LEWISTON — New England Fights’ 10th anniversary card at Androscoggin Bank Colisee admittedly lost some of its luster between the weigh-in and the opening bell.

September’s loss is November’s gain.

On the heels of bitter disappointment when their opponents failed to meet commitments seven weeks ago, John Ortolani and Jesse Erickson will use those unwanted detours as motivation when they return to the professional cage Saturday night.

Ortolani, a Major League Lacrosse player training out of Nashua, N.H., will battle Tony Christodoulou for the NEF lightweight title in the Colisee co-main event.

In another of five pro bouts — 16 total scraps are slated — Auburn’s Erickson will take on Ryan Cowette in a battle of prominent local martial arts trainers.

Bell time for NEF XI is 7 p.m.

Erickson and Ortolani probably can be excused if they are a little antsy Friday afternoon, at least until the 2 p.m. weigh-in in the Fusion Lounge at Ramada Inn. That’s when both men found out in September that their summer of self-discipline would go unfulfilled, at least for the immediate future.

Ortolani (7-7) was scheduled to fight for the same 155-pound belt against Jon Lemke. Those plans started to unravel right before the weigh-in when Lemke notified promoters Matt Peterson and Nick DiSalvo that he would have to fight at a higher “catch weight,” thus turning it into a non-title bout.

Then Lemke withdrew altogether, leaving NEF scrambling for a new main event and turning Ortolani into a spectator.

“I was obviously very disappointed,” Ortolani said in a news release. “You get all hyped up for that night, and it feels like it’s all for nothing.”
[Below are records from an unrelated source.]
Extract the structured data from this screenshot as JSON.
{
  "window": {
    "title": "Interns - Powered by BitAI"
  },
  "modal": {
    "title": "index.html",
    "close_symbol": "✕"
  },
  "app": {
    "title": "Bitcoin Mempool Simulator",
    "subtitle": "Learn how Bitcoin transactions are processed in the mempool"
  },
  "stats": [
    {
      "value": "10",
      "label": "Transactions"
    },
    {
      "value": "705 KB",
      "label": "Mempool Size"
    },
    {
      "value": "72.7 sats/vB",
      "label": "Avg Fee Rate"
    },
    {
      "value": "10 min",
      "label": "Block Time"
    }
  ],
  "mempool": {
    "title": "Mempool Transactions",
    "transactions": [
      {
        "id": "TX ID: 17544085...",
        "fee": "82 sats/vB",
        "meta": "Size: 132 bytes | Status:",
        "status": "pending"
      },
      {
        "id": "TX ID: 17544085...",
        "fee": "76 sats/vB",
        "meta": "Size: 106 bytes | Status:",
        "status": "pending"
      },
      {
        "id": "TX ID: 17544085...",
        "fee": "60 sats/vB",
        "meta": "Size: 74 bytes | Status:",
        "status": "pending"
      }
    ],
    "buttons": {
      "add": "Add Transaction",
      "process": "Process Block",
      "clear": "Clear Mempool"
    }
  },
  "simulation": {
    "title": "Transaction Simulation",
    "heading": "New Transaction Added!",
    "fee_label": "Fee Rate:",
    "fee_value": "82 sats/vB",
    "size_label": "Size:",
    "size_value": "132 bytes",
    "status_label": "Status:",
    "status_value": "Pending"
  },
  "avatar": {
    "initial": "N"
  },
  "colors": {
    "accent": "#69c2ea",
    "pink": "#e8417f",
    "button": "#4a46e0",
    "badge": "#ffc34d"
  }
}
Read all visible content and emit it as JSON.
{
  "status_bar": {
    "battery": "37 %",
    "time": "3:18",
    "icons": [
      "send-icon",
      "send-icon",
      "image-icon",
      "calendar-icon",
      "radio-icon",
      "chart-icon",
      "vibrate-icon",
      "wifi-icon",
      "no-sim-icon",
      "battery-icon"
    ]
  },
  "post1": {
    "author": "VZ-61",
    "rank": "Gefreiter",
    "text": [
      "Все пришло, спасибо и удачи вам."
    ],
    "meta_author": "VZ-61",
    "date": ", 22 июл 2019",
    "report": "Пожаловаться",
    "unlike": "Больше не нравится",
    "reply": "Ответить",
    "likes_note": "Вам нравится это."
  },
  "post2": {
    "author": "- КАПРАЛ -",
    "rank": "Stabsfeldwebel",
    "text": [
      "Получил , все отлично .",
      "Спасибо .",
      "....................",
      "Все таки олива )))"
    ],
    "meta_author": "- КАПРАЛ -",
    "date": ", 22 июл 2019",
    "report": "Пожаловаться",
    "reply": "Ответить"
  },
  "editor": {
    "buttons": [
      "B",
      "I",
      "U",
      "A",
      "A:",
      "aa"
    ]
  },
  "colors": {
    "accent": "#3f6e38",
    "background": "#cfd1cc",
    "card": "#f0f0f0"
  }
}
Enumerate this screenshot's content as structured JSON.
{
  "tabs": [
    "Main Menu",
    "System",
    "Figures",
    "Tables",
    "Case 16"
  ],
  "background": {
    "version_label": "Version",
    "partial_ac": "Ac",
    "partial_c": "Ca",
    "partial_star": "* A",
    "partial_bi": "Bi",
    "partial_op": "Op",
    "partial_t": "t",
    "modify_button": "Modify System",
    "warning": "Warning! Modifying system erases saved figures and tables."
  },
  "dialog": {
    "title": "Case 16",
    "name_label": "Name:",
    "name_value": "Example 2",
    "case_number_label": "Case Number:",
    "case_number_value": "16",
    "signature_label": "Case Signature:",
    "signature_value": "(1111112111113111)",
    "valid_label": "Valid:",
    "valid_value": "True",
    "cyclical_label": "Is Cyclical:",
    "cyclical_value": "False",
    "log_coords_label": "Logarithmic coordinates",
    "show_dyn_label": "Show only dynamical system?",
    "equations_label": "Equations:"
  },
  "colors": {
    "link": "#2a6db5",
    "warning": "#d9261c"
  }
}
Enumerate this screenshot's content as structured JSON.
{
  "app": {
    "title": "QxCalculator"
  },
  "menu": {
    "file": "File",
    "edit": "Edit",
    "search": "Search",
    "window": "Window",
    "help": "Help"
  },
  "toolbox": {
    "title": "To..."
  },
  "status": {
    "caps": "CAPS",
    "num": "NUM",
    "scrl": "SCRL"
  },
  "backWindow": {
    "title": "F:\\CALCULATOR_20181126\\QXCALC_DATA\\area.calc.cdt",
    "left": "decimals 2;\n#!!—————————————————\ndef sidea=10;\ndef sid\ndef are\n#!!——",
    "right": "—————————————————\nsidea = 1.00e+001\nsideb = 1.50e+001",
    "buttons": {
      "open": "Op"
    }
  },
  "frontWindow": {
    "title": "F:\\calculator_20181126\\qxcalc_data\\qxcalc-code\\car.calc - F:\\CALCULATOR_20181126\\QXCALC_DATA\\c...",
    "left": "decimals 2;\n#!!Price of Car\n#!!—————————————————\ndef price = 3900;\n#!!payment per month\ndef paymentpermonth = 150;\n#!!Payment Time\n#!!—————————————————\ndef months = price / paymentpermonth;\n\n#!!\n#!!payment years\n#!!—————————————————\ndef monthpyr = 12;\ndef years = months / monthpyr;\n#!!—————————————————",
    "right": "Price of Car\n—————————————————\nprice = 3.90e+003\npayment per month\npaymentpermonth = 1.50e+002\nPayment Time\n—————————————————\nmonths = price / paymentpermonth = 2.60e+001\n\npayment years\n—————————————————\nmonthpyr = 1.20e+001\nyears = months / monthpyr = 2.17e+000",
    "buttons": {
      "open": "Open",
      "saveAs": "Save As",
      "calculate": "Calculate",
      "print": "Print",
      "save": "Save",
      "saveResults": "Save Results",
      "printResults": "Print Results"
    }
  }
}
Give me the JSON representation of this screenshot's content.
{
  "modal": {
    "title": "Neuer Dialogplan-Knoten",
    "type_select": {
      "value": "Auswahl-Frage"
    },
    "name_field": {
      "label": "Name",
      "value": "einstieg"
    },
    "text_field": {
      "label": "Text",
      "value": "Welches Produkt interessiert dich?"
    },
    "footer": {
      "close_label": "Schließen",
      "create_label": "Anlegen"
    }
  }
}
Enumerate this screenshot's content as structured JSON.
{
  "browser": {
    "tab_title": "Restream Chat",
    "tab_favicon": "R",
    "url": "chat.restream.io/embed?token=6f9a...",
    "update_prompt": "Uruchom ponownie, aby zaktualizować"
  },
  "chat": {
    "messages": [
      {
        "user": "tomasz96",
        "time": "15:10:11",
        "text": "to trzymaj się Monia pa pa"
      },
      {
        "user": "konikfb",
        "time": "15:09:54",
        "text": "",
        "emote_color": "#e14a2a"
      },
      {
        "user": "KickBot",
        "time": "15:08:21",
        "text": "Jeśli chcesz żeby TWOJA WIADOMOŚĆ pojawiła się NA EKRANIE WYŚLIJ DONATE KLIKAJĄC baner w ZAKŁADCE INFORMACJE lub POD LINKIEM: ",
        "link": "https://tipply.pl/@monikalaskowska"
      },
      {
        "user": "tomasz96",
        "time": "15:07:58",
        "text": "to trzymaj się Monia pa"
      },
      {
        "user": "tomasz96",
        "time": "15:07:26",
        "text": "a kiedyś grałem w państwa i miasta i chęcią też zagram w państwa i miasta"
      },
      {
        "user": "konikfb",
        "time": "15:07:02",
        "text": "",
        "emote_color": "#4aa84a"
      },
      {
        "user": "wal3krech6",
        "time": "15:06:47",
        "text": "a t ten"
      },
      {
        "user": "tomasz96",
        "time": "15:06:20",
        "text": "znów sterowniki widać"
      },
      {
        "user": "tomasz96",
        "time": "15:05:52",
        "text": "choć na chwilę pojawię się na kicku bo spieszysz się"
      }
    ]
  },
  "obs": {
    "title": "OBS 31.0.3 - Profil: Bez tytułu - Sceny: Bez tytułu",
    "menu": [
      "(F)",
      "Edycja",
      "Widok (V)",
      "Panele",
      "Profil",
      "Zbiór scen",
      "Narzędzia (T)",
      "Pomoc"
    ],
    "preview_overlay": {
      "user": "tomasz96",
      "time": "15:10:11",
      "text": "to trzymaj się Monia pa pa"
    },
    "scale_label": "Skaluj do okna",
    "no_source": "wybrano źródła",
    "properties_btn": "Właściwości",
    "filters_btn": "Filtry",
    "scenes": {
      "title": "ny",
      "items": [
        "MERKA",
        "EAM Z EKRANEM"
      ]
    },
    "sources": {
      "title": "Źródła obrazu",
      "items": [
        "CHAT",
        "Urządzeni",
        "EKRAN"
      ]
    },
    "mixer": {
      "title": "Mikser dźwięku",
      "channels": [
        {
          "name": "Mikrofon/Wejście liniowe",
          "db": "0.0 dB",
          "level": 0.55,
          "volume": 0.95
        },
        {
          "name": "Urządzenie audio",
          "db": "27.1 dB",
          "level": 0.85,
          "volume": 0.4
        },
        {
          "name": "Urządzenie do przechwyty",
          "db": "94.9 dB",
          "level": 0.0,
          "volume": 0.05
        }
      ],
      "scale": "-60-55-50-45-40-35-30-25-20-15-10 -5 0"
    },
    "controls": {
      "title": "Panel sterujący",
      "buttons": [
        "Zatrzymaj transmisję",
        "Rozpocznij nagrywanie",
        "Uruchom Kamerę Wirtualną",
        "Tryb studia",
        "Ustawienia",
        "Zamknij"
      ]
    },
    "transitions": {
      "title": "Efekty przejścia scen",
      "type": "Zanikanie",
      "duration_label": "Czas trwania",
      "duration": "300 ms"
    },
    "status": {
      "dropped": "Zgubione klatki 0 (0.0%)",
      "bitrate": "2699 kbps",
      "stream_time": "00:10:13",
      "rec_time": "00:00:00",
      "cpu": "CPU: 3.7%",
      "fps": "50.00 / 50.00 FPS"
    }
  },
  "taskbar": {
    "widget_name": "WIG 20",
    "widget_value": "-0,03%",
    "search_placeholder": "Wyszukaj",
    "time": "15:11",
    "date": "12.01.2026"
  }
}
Ortolani is never far from fighting shape, anyway.

A graduate of Endicott College in Boston, he has played for both the Boston Cannons and Rochester Rattlers of MLL, starting every game for Rochester this past season.

During the part of the calendar that sees his full attention turned to mixed martial arts, Ortolani trains with the noted Team Triumph.

“We use (the canceled fight) as a stepping block into the next fight camp. We keep the cardio up,” Ortolani said. “We just worked hard for six weeks, so keep progressing onto the next one. This next fight we’re about to have, it makes it almost like a three-month fight camp. You just kind of combine the two right away.”

Ortolani and Christodoulou (9-4) are battling for the belt vacated by Dez Green, who won it in May before signing a contract with the international promotion Bellator MMA.

It’s a rematch of a fight from 2010. Ortolani prevailed when the doctor ruled that Christodoulou couldn’t continue due to a second-round cut.

“The first time we fought, Tony took the fight on a couple day’s notice,” Ortolani said. “I’m really excited to see how this goes with him having a full fight camp and both of us being much better fighters than we were before. I think it’s going to be a great fight.”

Erickson, an instructor at Central Maine Brazilian Jiu-Jitsu, hasn’t competed since May, when Josh Parker tapped out from an armbar in the first minute of their bout.

It gave Erickson a split of his first two pro bouts, and he intended to keep the momentum going earlier in the fall against Babatunde Odumosu.

Odumosu didn’t appear at the weigh-in, however, and Erickson was limited to cheering on the other fighters from the CMBJJ stable that night.

“I’m still sour about my last opponent not showing up, but I’m going to use that as fuel for this training camp and come back strong,” Erickson said.

He’ll face the grappler Cowette (0-2), founder and trainer at MMA Athletix in Bath.

“He is a brown belt in BJJ and he outweighs me by quite a bit, but I’m going to send a message that none of that matters,” Erickson said. “I’m really looking forward to this fight and I will come prepared for anything.”

In the other title bout on the card, Paul Gorman (9-8) defends his Maine bantamweight crown against Boston’s Tateki Matsuda (8-4).

It’s the first defense for Gorman of the belt he won in November 2012. Matsuda has competed both with Bellator and in the UFC’s “The Ultimate Fighter” series.

“He is a hell of a fighter that I have a lot of respect for. I expect a tough fight, but it’s one that I feel very confident about,” Gorman said.

Three of the amateur bouts involve local fighters.

Trevor Hebert has made a habit of carrying a cause greater than himself into the cage in his young career, and Saturday’s bout with Kevin Barrett will be no exception.

Hebert will donate his portion of ticket sales to the youth wrestling program at the Greater Rumford Community Center in his childhood hometown.

“The GRCC is in danger of closing, and they need some help,” Hebert said. “The town usually gives them a grant every year, but times are tough, so they are left to do things themselves.”

Another graduate of that community’s program, Dixfield’s Caleb Hall, will attempt to run his record to 4-0 against Aaron Lacey of Young’s MMA.

Also on the docket, CMBJJ competitor Corey Hinkley (2-0) of Lewiston takes on Nate Charles.